Projections are used to analyse how the new premise may impact the business finances – such as purchasing a trading premise to expand capacity and any other expenses likely to be associated with the move.

Three Months of Personal Bank Statements

Personal bank statements, much like asset and liability statements, are used by the lender to assess the financial management of the owner and whether they are reliant on drawings from the business to cover everyday expenditures. This factor indicates the likelihood of the company reinvesting profits into future growth.

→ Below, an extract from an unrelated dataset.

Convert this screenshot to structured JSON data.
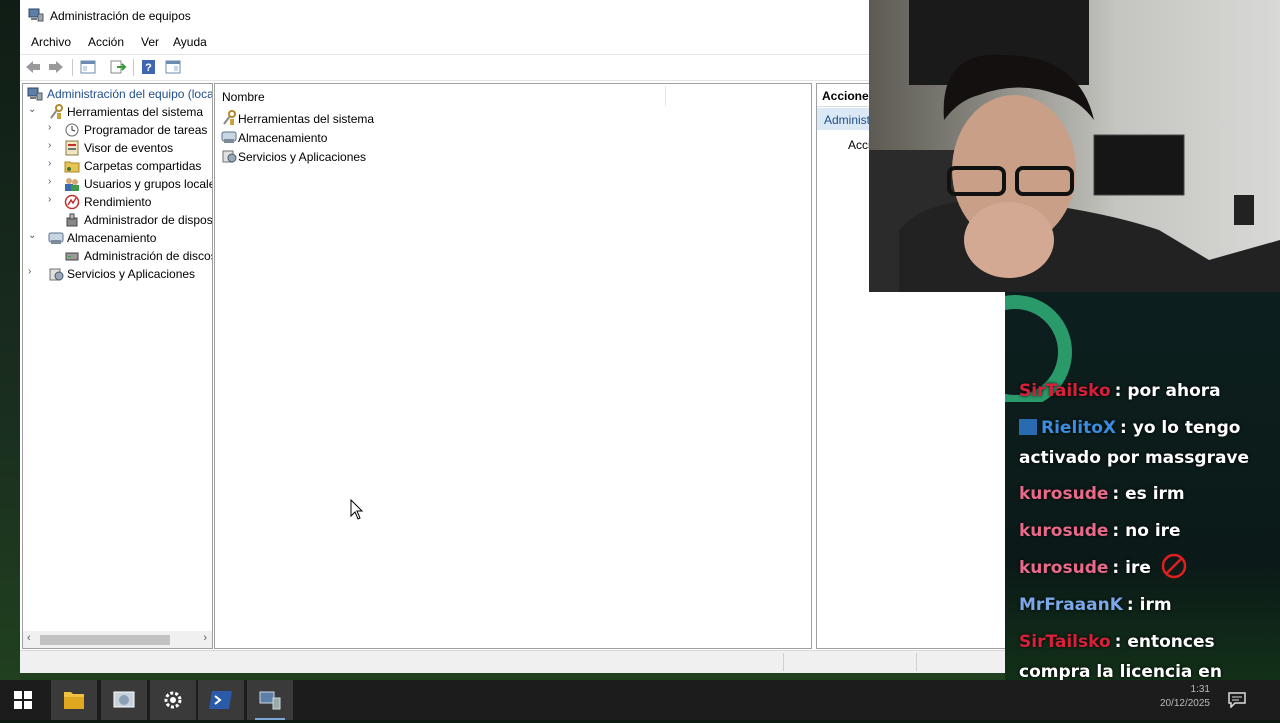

Six Months of Business Bank Statements

Business bank statements show how the company manages its cash flow. For example, repeated instances of being overdrawn to cover general outgoings are a potential sign of poor cash flow management. The lender will also analyse regular payments deducted from the company that could possibly impact its ability to repay the commercial mortgage, such as directors' dividend disbursements or directors' loan repayments.

Details of the Property

Finally, the lender will need to see information about the property the company wishes to buy with an owner-occupied commercial mortgage. The particulars should include the valuation and agreed (or anticipated) purchase price, condition of the property, and any other relevant information that the lender will need to ascertain whether the premise is of suitable value and commercial interest to act as security for the mortgage.

Many companies decide to create a new limited company to take responsibility for the ownership of the owner-occupied premise, often owned or associated with the original trading company. Lenders tend to be very familiar with this scenario, and all the above criteria will apply – this remains an owner-occupied commercial mortgage application, where the owner-occupied company lends the finances to the property company set up for this purpose.

We hope this guide gives you all the insights necessary to understand how owner-occupied commercial mortgages work, the information lenders will ask for, and how we support the process from initial product search to completion.